In Italia abbiamo visto in questi mesi un’escalation repressiva che ha portato ad una vera e propria caccia alle streghe nei confronti di chi, di volta in volta, è stato additato come il nemico pubblico di turno – i ravers, i migranti, gli ecologisti, gli anarchici – con leggi create ad hoc per colpire queste individualità e le loro azioni.
Lo Stato che fa la guerra ai free party è lo stesso Stato che quotidianamente lascia morire persone dentro la cella di un carcere o in mare, lo stesso Stato che quotidianamente tortura e abusa dentro galere e CPR o alle frontiere. È lo stesso Stato che schiera la polizia a difesa delle fabbriche, picchiando chi decide di scioperare. È lo stesso Stato che vorrebbe seppellire vivi i nostri compagni e le nostre compagne a colpi di sentenze di tribunale e anni di galera.
Ogni volta che si manifesta una forma di conflitto, la repressione colpisce con forza.
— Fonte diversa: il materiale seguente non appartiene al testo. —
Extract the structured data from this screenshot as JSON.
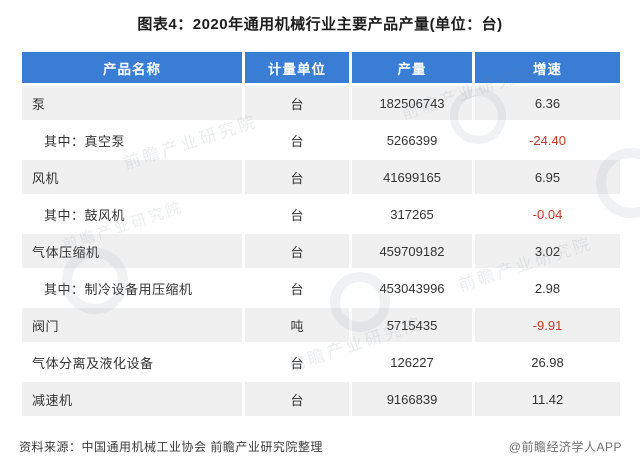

Per questo crediamo che la lotta contro il decreto anti-rave non possa essere una lotta isolata, ma vada inserita in una cornice più ampia che renda evidente, da una parte, il tentativo di disciplinamento da parte dello Stato – che vorrebbe annichilire qualsiasi forma di azione diretta – dall’altra, l’intersecarsi di tutte le lotte – da quella contro il carcere e il 41 bis, a quella contro il TAV, le basi militari e le grandi opere.
Per questo crediamo sia importante non delegittimare il potenziale sovversivo dei free party, non cercare il dialogo con gli sbirri, non giustificarsi dicendo che “non stiamo facendo niente di male” o “non siamo criminali”: quando balliamo stiamo commettendo un reato. Il nostro posizionamento non è neutro: anche la festa è un momento conflittuale!
Il rave è un atto illegale e come tale implica il conflitto con l’autorità. Non vogliamo e non dobbiamo giustificarci agli occhi dello Stato, non vogliamo ottenere alcuna legittimità o riconoscimento. Rivendichiamo la nostra illegalità perché non vogliamo un posto nel loro sistema marcio, né tantomeno vogliamo essere accettati! Rivendichiamo la nostra illegalità perché sono loro ad imporre regole e leggi: non pensiamo che la creazione di TAZ sia un “diritto” da “liberi cittadini”, bensì un’azione concreta che ogni individuo può intraprendere per gettare le basi di un’esistenza autogestita, per gettare il cuore oltre l’ostacolo rappresentato da una realtà opprimente, di repressione, guerre e sfruttamento. Ed è nei confronti di questa realtà e delle loro leggi che ribadiamo tutto il nostro odio…

Perché una società che abolisce tutte le avventure, rende la distruzione di questa società l’unica avventura possibile.

Nemiche dello Stato

FREE PALESTINE

Siamo qui ma il nostro cuore e le nostre menti sono al fianco della Palestina, per lo stop immediato del massacro in corso e contro tutti i governi che lo stanno avallando.